Social interaction pathway delineated!

Social interaction pathway delineated!
 

Social behaviors are crucial to all mammals. Most previous research on social behavior has focused on the brain's circuits for hardwired behaviors, like aggression, sex, or mothering. Although the prelimbic cortex (PL, part of medial prefrontal cortex) has been implicated in social behavior, it is not clear which neurons are relevant or how they contribute.

In their experiments, the team gave two mice a chance to socialize in a cage that limited the mobility of one of the mice (the "social target"), so the test mouse could choose whether or not to go to the target for friendly behaviors like sniffing and grooming. Later, the test mouse was reintroduced to the test cage. When the researchers used optogenetics, a biological technique which involves the use of light to control neurons, to inhibit the key social-spatial pathway they had identified in the brain, the test mouse wandered freely through the space. When they didn't inhibit that circuit, the test mouse preferred to spend time where it remembered socializing with the other mouse.

In other words, the test mouse had learned where the fun hangout spot was, and chose to return. Humans engage in this sort of social-spatial association all the time, author noted, whether it's visiting the hottest new club or returning to a mall, a coffee shop, a park, or another spot where we remember spending quality time with friends. "The social target can change the value of a location," author said.

"Social interactions are some of the most rewarding interactions that mammals have," author said. "They drive all sorts of different forms of learning, the simplest being what we found here: spatial learning, contextual learning."

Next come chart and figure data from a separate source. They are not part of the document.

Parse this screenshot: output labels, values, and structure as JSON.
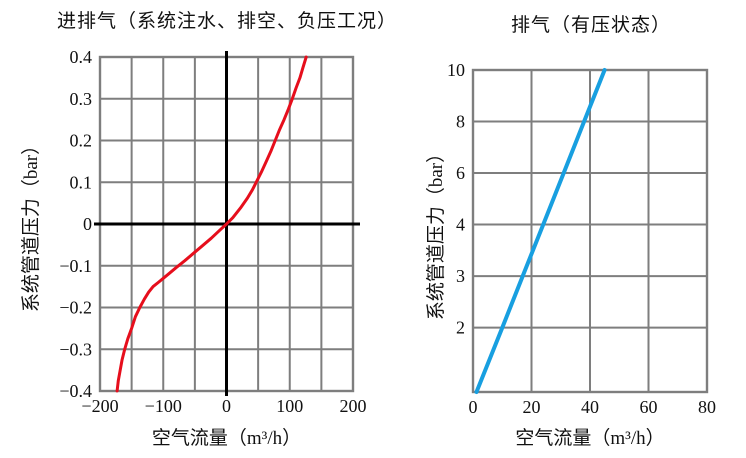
{
  "page": {
    "background": "#ffffff"
  },
  "chart_data": [
    {
      "type": "line",
      "title": "进排气（系统注水、排空、负压工况）",
      "xlabel": "空气流量（m³/h）",
      "ylabel": "系统管道压力（bar）",
      "xlim": [
        -200,
        200
      ],
      "ylim": [
        -0.4,
        0.4
      ],
      "grid": true,
      "legend": "none",
      "grid_color": "#7e7e7e",
      "axis_color": "#000000",
      "x_scale": [
        [
          -200,
          0
        ],
        [
          200,
          1
        ]
      ],
      "y_scale": [
        [
          -0.4,
          1
        ],
        [
          0.4,
          0
        ]
      ],
      "x_gridlines": [
        -200,
        -150,
        -100,
        -50,
        0,
        50,
        100,
        150,
        200
      ],
      "y_gridlines": [
        -0.4,
        -0.3,
        -0.2,
        -0.1,
        0,
        0.1,
        0.2,
        0.3,
        0.4
      ],
      "x_ticks": [
        {
          "v": -200,
          "label": "−200"
        },
        {
          "v": -100,
          "label": "−100"
        },
        {
          "v": 0,
          "label": "0"
        },
        {
          "v": 100,
          "label": "100"
        },
        {
          "v": 200,
          "label": "200"
        }
      ],
      "y_ticks": [
        {
          "v": 0.4,
          "label": "0.4"
        },
        {
          "v": 0.3,
          "label": "0.3"
        },
        {
          "v": 0.2,
          "label": "0.2"
        },
        {
          "v": 0.1,
          "label": "0.1"
        },
        {
          "v": 0,
          "label": "0"
        },
        {
          "v": -0.1,
          "label": "−0.1"
        },
        {
          "v": -0.2,
          "label": "−0.2"
        },
        {
          "v": -0.3,
          "label": "−0.3"
        },
        {
          "v": -0.4,
          "label": "−0.4"
        }
      ],
      "axis_lines": [
        {
          "axis": "x",
          "v": 0
        },
        {
          "axis": "y",
          "v": 0
        }
      ],
      "series": [
        {
          "color": "#e60e1c",
          "width": 3,
          "points": [
            [
              -173,
              -0.4
            ],
            [
              -171,
              -0.375
            ],
            [
              -168,
              -0.35
            ],
            [
              -165,
              -0.325
            ],
            [
              -161,
              -0.3
            ],
            [
              -156,
              -0.275
            ],
            [
              -150,
              -0.25
            ],
            [
              -144,
              -0.222
            ],
            [
              -137,
              -0.2
            ],
            [
              -130,
              -0.18
            ],
            [
              -123,
              -0.163
            ],
            [
              -116,
              -0.15
            ],
            [
              -108,
              -0.14
            ],
            [
              -100,
              -0.13
            ],
            [
              -91,
              -0.119
            ],
            [
              -80,
              -0.105
            ],
            [
              -66,
              -0.088
            ],
            [
              -52,
              -0.07
            ],
            [
              -38,
              -0.052
            ],
            [
              -24,
              -0.034
            ],
            [
              -10,
              -0.014
            ],
            [
              0,
              0
            ],
            [
              10,
              0.015
            ],
            [
              22,
              0.038
            ],
            [
              33,
              0.062
            ],
            [
              41,
              0.082
            ],
            [
              47,
              0.1
            ],
            [
              55,
              0.124
            ],
            [
              63,
              0.15
            ],
            [
              70,
              0.174
            ],
            [
              77,
              0.2
            ],
            [
              84,
              0.226
            ],
            [
              91,
              0.25
            ],
            [
              98,
              0.276
            ],
            [
              104,
              0.3
            ],
            [
              110,
              0.326
            ],
            [
              116,
              0.35
            ],
            [
              121,
              0.375
            ],
            [
              126,
              0.4
            ]
          ]
        }
      ]
    },
    {
      "type": "line",
      "title": "排气（有压状态）",
      "xlabel": "空气流量（m³/h）",
      "ylabel": "系统管道压力（bar）",
      "xlim": [
        0,
        80
      ],
      "ylim": [
        1.3,
        10
      ],
      "grid": true,
      "legend": "none",
      "grid_color": "#7e7e7e",
      "axis_color": "#000000",
      "x_scale": [
        [
          0,
          0
        ],
        [
          80,
          1
        ]
      ],
      "y_scale": [
        [
          1.3,
          1
        ],
        [
          2,
          0.8
        ],
        [
          3,
          0.64
        ],
        [
          4,
          0.48
        ],
        [
          6,
          0.32
        ],
        [
          8,
          0.16
        ],
        [
          10,
          0
        ]
      ],
      "x_gridlines": [
        0,
        20,
        40,
        60,
        80
      ],
      "y_gridlines": [
        2,
        3,
        4,
        6,
        8,
        10
      ],
      "x_ticks": [
        {
          "v": 0,
          "label": "0"
        },
        {
          "v": 20,
          "label": "20"
        },
        {
          "v": 40,
          "label": "40"
        },
        {
          "v": 60,
          "label": "60"
        },
        {
          "v": 80,
          "label": "80"
        }
      ],
      "y_ticks": [
        {
          "v": 10,
          "label": "10"
        },
        {
          "v": 8,
          "label": "8"
        },
        {
          "v": 6,
          "label": "6"
        },
        {
          "v": 4,
          "label": "4"
        },
        {
          "v": 3,
          "label": "3"
        },
        {
          "v": 2,
          "label": "2"
        }
      ],
      "axis_lines": [],
      "series": [
        {
          "color": "#189fe0",
          "width": 4,
          "points": [
            [
              1.2,
              1.3
            ],
            [
              10,
              2
            ],
            [
              17,
              3
            ],
            [
              24,
              4
            ],
            [
              31,
              6
            ],
            [
              38,
              8
            ],
            [
              45,
              10
            ]
          ]
        }
      ]
    }
  ]
}
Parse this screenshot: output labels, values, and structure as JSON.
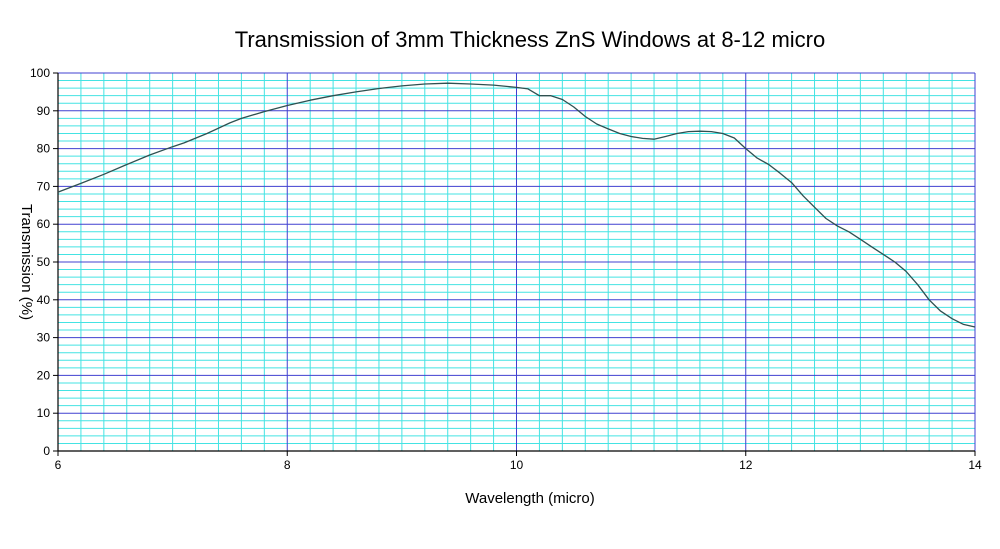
{
  "chart_data": {
    "type": "line",
    "title": "Transmission of 3mm Thickness ZnS Windows at 8-12 micro",
    "xlabel": "Wavelength (micro)",
    "ylabel": "Transmission (%)",
    "xlim": [
      6,
      14
    ],
    "ylim": [
      0,
      100
    ],
    "x_ticks": [
      "6",
      "8",
      "10",
      "12",
      "14"
    ],
    "y_ticks": [
      "0",
      "10",
      "20",
      "30",
      "40",
      "50",
      "60",
      "70",
      "80",
      "90",
      "100"
    ],
    "grid": true,
    "colors": {
      "minor_grid": "#44e3e3",
      "major_grid": "#4040d0",
      "axis": "#000000",
      "line": "#2f5050"
    },
    "series": [
      {
        "x": [
          6.0,
          6.2,
          6.4,
          6.6,
          6.8,
          7.0,
          7.1,
          7.3,
          7.5,
          7.6,
          7.8,
          8.0,
          8.2,
          8.4,
          8.6,
          8.8,
          9.0,
          9.2,
          9.4,
          9.6,
          9.8,
          10.0,
          10.1,
          10.2,
          10.3,
          10.4,
          10.5,
          10.6,
          10.7,
          10.8,
          10.9,
          11.0,
          11.1,
          11.2,
          11.3,
          11.4,
          11.5,
          11.6,
          11.7,
          11.8,
          11.9,
          12.0,
          12.1,
          12.2,
          12.3,
          12.4,
          12.5,
          12.6,
          12.7,
          12.8,
          12.9,
          13.0,
          13.1,
          13.2,
          13.3,
          13.4,
          13.5,
          13.55,
          13.6,
          13.7,
          13.8,
          13.9,
          14.0
        ],
        "values": [
          68.5,
          70.8,
          73.2,
          75.8,
          78.3,
          80.5,
          81.5,
          84.0,
          86.8,
          88.0,
          89.8,
          91.4,
          92.8,
          94.0,
          95.0,
          95.9,
          96.6,
          97.1,
          97.3,
          97.1,
          96.8,
          96.2,
          95.8,
          94.0,
          94.0,
          93.0,
          91.0,
          88.5,
          86.5,
          85.2,
          84.0,
          83.2,
          82.7,
          82.5,
          83.2,
          84.0,
          84.5,
          84.6,
          84.5,
          84.0,
          82.8,
          80.0,
          77.5,
          75.8,
          73.5,
          71.0,
          67.5,
          64.5,
          61.5,
          59.5,
          58.0,
          56.0,
          54.0,
          52.0,
          50.0,
          47.5,
          44.0,
          42.0,
          40.0,
          37.0,
          35.0,
          33.5,
          32.8
        ]
      }
    ]
  }
}
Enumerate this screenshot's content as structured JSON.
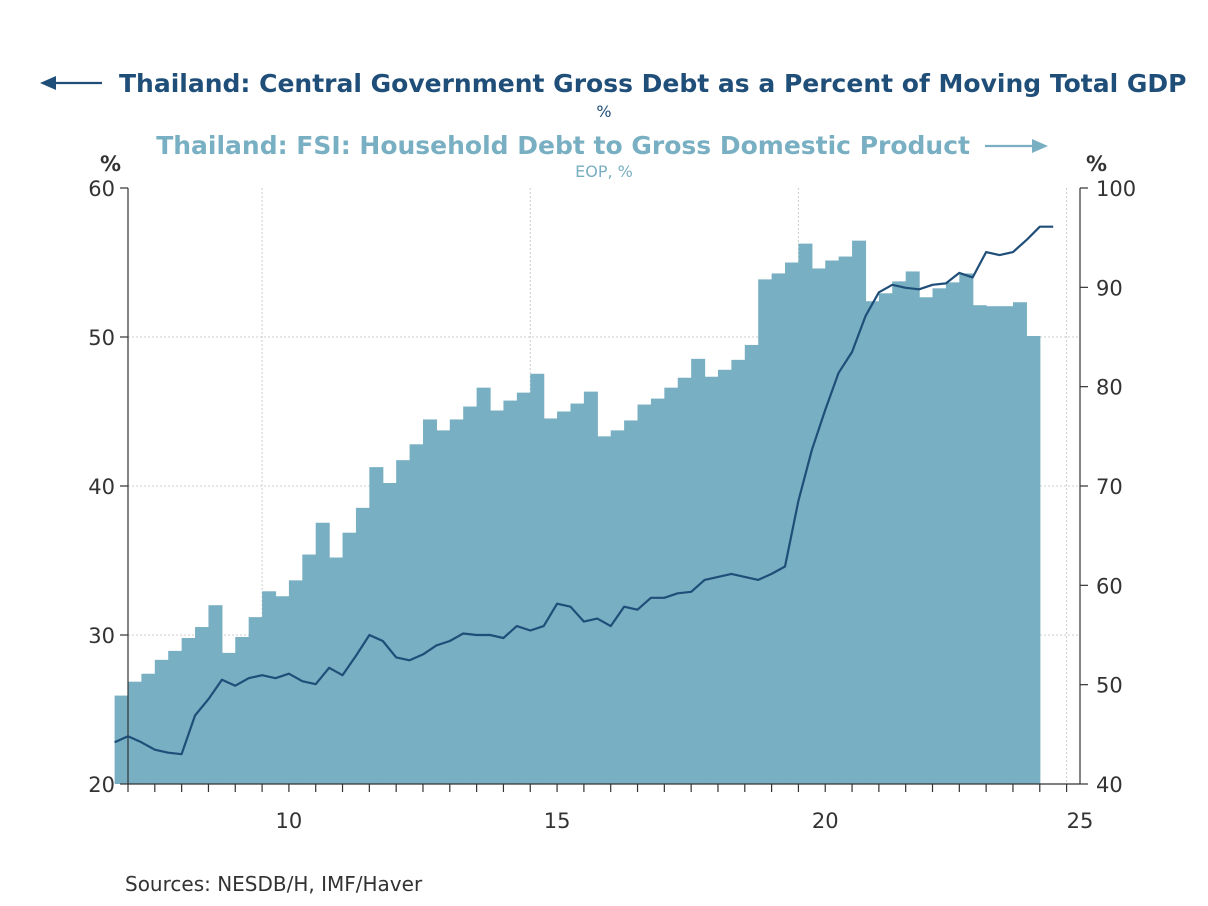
{
  "colors": {
    "left_series": "#1f4e79",
    "right_series": "#78afc2",
    "axis": "#333333",
    "grid": "#cccccc"
  },
  "chart_data": {
    "type": "bar",
    "left_title": "Thailand: Central Government Gross Debt as a Percent of Moving Total GDP",
    "left_subtitle": "%",
    "right_title": "Thailand: FSI: Household Debt to Gross Domestic Product",
    "right_subtitle": "EOP, %",
    "left_unit": "%",
    "right_unit": "%",
    "source": "Sources:  NESDB/H, IMF/Haver",
    "x_ticks": [
      {
        "value": 2010,
        "label": "10"
      },
      {
        "value": 2015,
        "label": "15"
      },
      {
        "value": 2020,
        "label": "20"
      },
      {
        "value": 2025,
        "label": "25"
      }
    ],
    "x_range": [
      2007.5,
      2025.25
    ],
    "y_left": {
      "range": [
        20,
        60
      ],
      "ticks": [
        20,
        30,
        40,
        50,
        60
      ]
    },
    "y_right": {
      "range": [
        40,
        100
      ],
      "ticks": [
        40,
        50,
        60,
        70,
        80,
        90,
        100
      ]
    },
    "grid": true,
    "series": [
      {
        "name": "Thailand: FSI: Household Debt to Gross Domestic Product",
        "axis": "right",
        "style": "bar",
        "start_quarter": "2007-Q2",
        "values": [
          48.9,
          50.3,
          51.1,
          52.5,
          53.4,
          54.7,
          55.8,
          58.0,
          53.2,
          54.8,
          56.8,
          59.4,
          58.9,
          60.5,
          63.1,
          66.3,
          62.8,
          65.3,
          67.8,
          71.9,
          70.3,
          72.6,
          74.2,
          76.7,
          75.6,
          76.7,
          78.0,
          79.9,
          77.6,
          78.6,
          79.4,
          81.3,
          76.8,
          77.5,
          78.3,
          79.5,
          75.0,
          75.6,
          76.6,
          78.2,
          78.8,
          79.9,
          80.9,
          82.8,
          81.0,
          81.7,
          82.7,
          84.2,
          90.8,
          91.4,
          92.5,
          94.4,
          91.9,
          92.7,
          93.1,
          94.7,
          88.6,
          89.4,
          90.6,
          91.6,
          89.0,
          89.9,
          90.5,
          91.4,
          88.2,
          88.1,
          88.1,
          88.5,
          85.1
        ]
      },
      {
        "name": "Thailand: Central Government Gross Debt as a Percent of Moving Total GDP",
        "axis": "left",
        "style": "line",
        "start_quarter": "2007-Q2",
        "values": [
          22.8,
          23.2,
          22.8,
          22.3,
          22.1,
          22.0,
          24.6,
          25.7,
          27.0,
          26.6,
          27.1,
          27.3,
          27.1,
          27.4,
          26.9,
          26.7,
          27.8,
          27.3,
          28.6,
          30.0,
          29.6,
          28.5,
          28.3,
          28.7,
          29.3,
          29.6,
          30.1,
          30.0,
          30.0,
          29.8,
          30.6,
          30.3,
          30.6,
          32.1,
          31.9,
          30.9,
          31.1,
          30.6,
          31.9,
          31.7,
          32.5,
          32.5,
          32.8,
          32.9,
          33.7,
          33.9,
          34.1,
          33.9,
          33.7,
          34.1,
          34.6,
          39.0,
          42.4,
          45.1,
          47.6,
          49.0,
          51.4,
          53.0,
          53.5,
          53.3,
          53.2,
          53.5,
          53.6,
          54.3,
          54.0,
          55.7,
          55.5,
          55.7,
          56.5,
          57.4,
          57.4
        ]
      }
    ]
  }
}
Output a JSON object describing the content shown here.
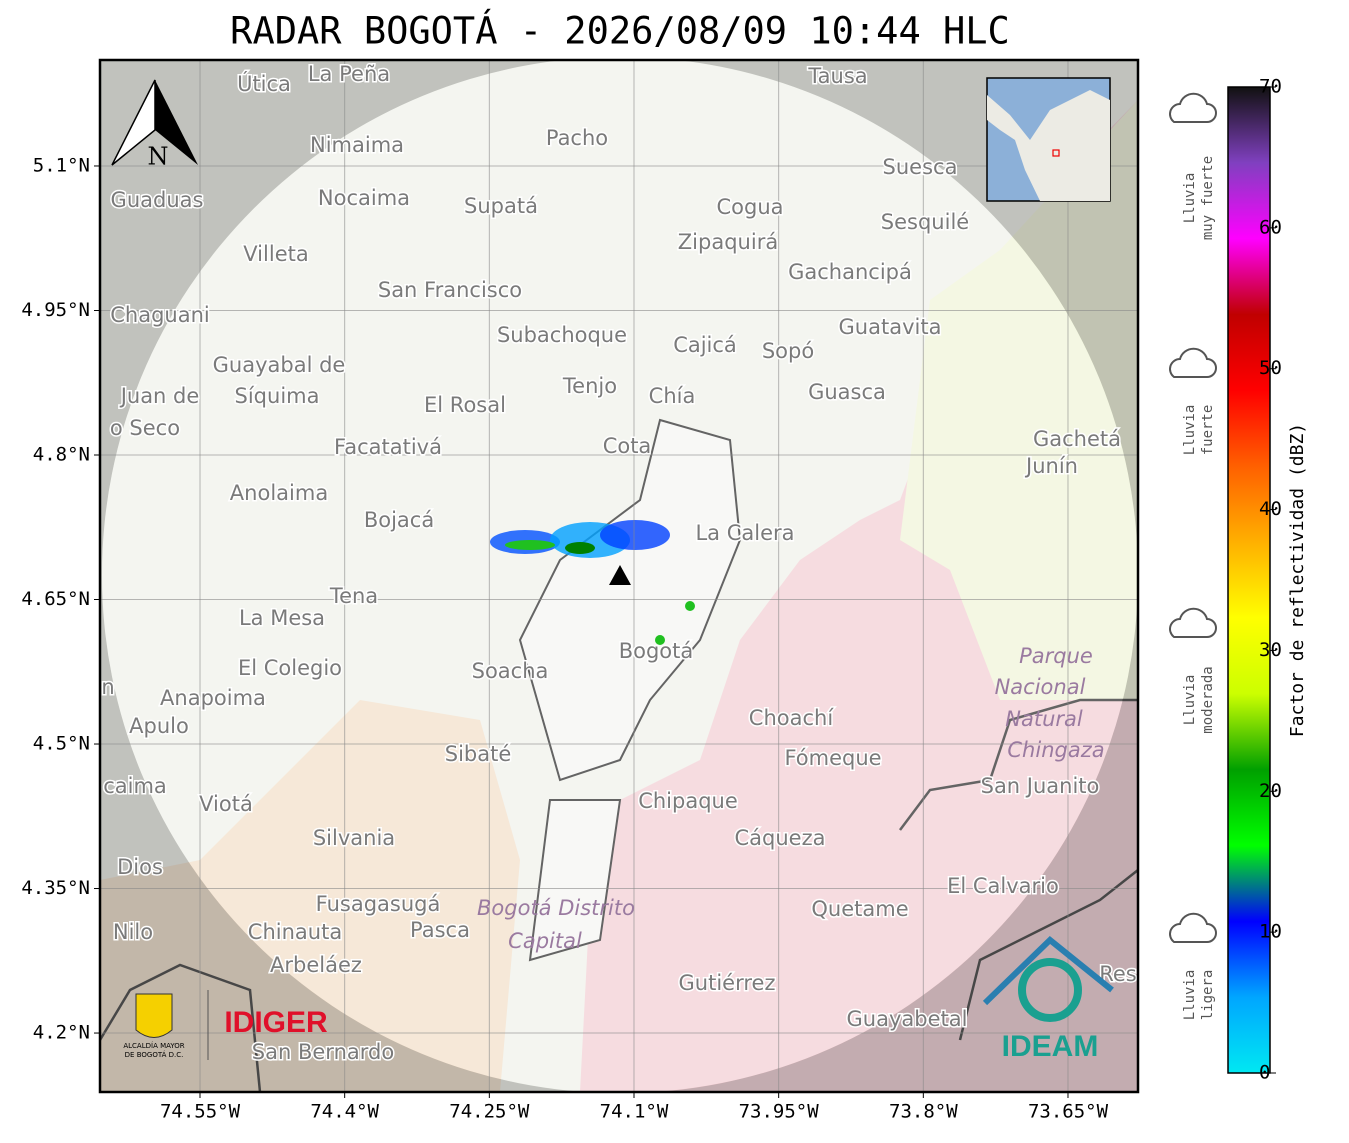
{
  "title": "RADAR BOGOTÁ - 2026/08/09 10:44 HLC",
  "map": {
    "xlim": [
      -74.6537,
      -73.5774
    ],
    "ylim": [
      4.1388,
      5.21
    ],
    "xticks": [
      {
        "value": -74.55,
        "label": "74.55°W"
      },
      {
        "value": -74.4,
        "label": "74.4°W"
      },
      {
        "value": -74.25,
        "label": "74.25°W"
      },
      {
        "value": -74.1,
        "label": "74.1°W"
      },
      {
        "value": -73.95,
        "label": "73.95°W"
      },
      {
        "value": -73.8,
        "label": "73.8°W"
      },
      {
        "value": -73.65,
        "label": "73.65°W"
      }
    ],
    "yticks": [
      {
        "value": 4.2,
        "label": "4.2°N"
      },
      {
        "value": 4.35,
        "label": "4.35°N"
      },
      {
        "value": 4.5,
        "label": "4.5°N"
      },
      {
        "value": 4.65,
        "label": "4.65°N"
      },
      {
        "value": 4.8,
        "label": "4.8°N"
      },
      {
        "value": 4.95,
        "label": "4.95°N"
      },
      {
        "value": 5.1,
        "label": "5.1°N"
      }
    ],
    "north": "N",
    "places": [
      "La Peña",
      "Útica",
      "Tausa",
      "Pacho",
      "Nimaima",
      "Suesca",
      "Guaduas",
      "Nocaima",
      "Supatá",
      "Cogua",
      "Sesquilé",
      "Zipaquirá",
      "Villeta",
      "Gachancipá",
      "San Francisco",
      "Chaguani",
      "Guatavita",
      "Subachoque",
      "Cajicá",
      "Sopó",
      "Guayabal de",
      "Síquima",
      "Tenjo",
      "Juan de",
      "Guasca",
      "Chía",
      "El Rosal",
      "o Seco",
      "Facatativá",
      "Cota",
      "Gachetá",
      "Junín",
      "Anolaima",
      "Bojacá",
      "La Calera",
      "Tena",
      "La Mesa",
      "Bogotá",
      "Soacha",
      "El Colegio",
      "Anapoima",
      "Apulo",
      "Choachí",
      "Sibaté",
      "Fómeque",
      "San Juanito",
      "caima",
      "Viotá",
      "Chipaque",
      "Silvania",
      "Cáqueza",
      "Dios",
      "El Calvario",
      "Fusagasugá",
      "Quetame",
      "Nilo",
      "Chinauta",
      "Pasca",
      "Arbeláez",
      "Gutiérrez",
      "Res",
      "Guayabetal",
      "San Bernardo",
      "n"
    ],
    "areas": [
      "Parque",
      "Nacional",
      "Natural",
      "Chingaza",
      "Bogotá Distrito",
      "Capital"
    ]
  },
  "colorbar": {
    "label": "Factor de reflectividad (dBZ)",
    "lim": [
      0,
      70
    ],
    "ticks": [
      0,
      10,
      20,
      30,
      40,
      50,
      60,
      70
    ],
    "colormap": [
      "#00e8f2",
      "#00a6ff",
      "#0000ff",
      "#00ff00",
      "#00a000",
      "#ccff00",
      "#ffff00",
      "#ffb000",
      "#ff6000",
      "#ff0000",
      "#c00000",
      "#ff00ff",
      "#8040c0",
      "#111111"
    ],
    "categories": [
      [
        "Lluvia",
        "muy fuerte"
      ],
      [
        "Lluvia",
        "fuerte"
      ],
      [
        "Lluvia",
        "moderada"
      ],
      [
        "Lluvia",
        "ligera"
      ]
    ]
  },
  "logos": {
    "alcaldia": [
      "ALCALDÍA MAYOR",
      "DE BOGOTÁ D.C."
    ],
    "idiger": "IDIGER",
    "ideam": "IDEAM"
  }
}
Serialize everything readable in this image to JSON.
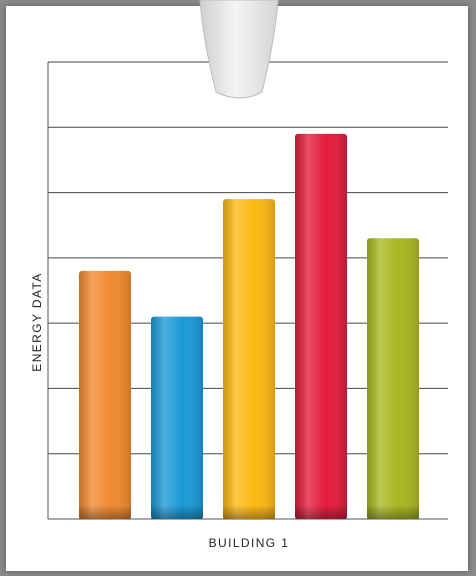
{
  "chart_data": {
    "type": "bar",
    "categories": [
      "",
      "",
      "",
      "",
      ""
    ],
    "values": [
      3.8,
      3.1,
      4.9,
      5.9,
      4.3
    ],
    "colors": [
      "#f08a30",
      "#1a9ad6",
      "#fdb913",
      "#e31b3b",
      "#a8b820"
    ],
    "xlabel": "BUILDING 1",
    "ylabel": "ENERGY DATA",
    "ylim": [
      0,
      7
    ],
    "grid": true,
    "legend": "none"
  }
}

The team performed optogenetic experiments with the mice to isolate precisely which circuits of the brain are involved in social-spatial learning. Previous research had identified that the prelimbic cortex, part of the prefrontal cortex, has three "downstream" channels into the nucleus accumbens, the amygdala, and the ventral tegmental area. The team determined that only the pathway between the prefrontal cortex and the nucleus accumbens is linked to the social-spatial learning they observed.

Authors show that PL-NAc neurons encode a conjunction of social and spatial information and PL-NAc neurons bidirectionally modulate social-spatial learning.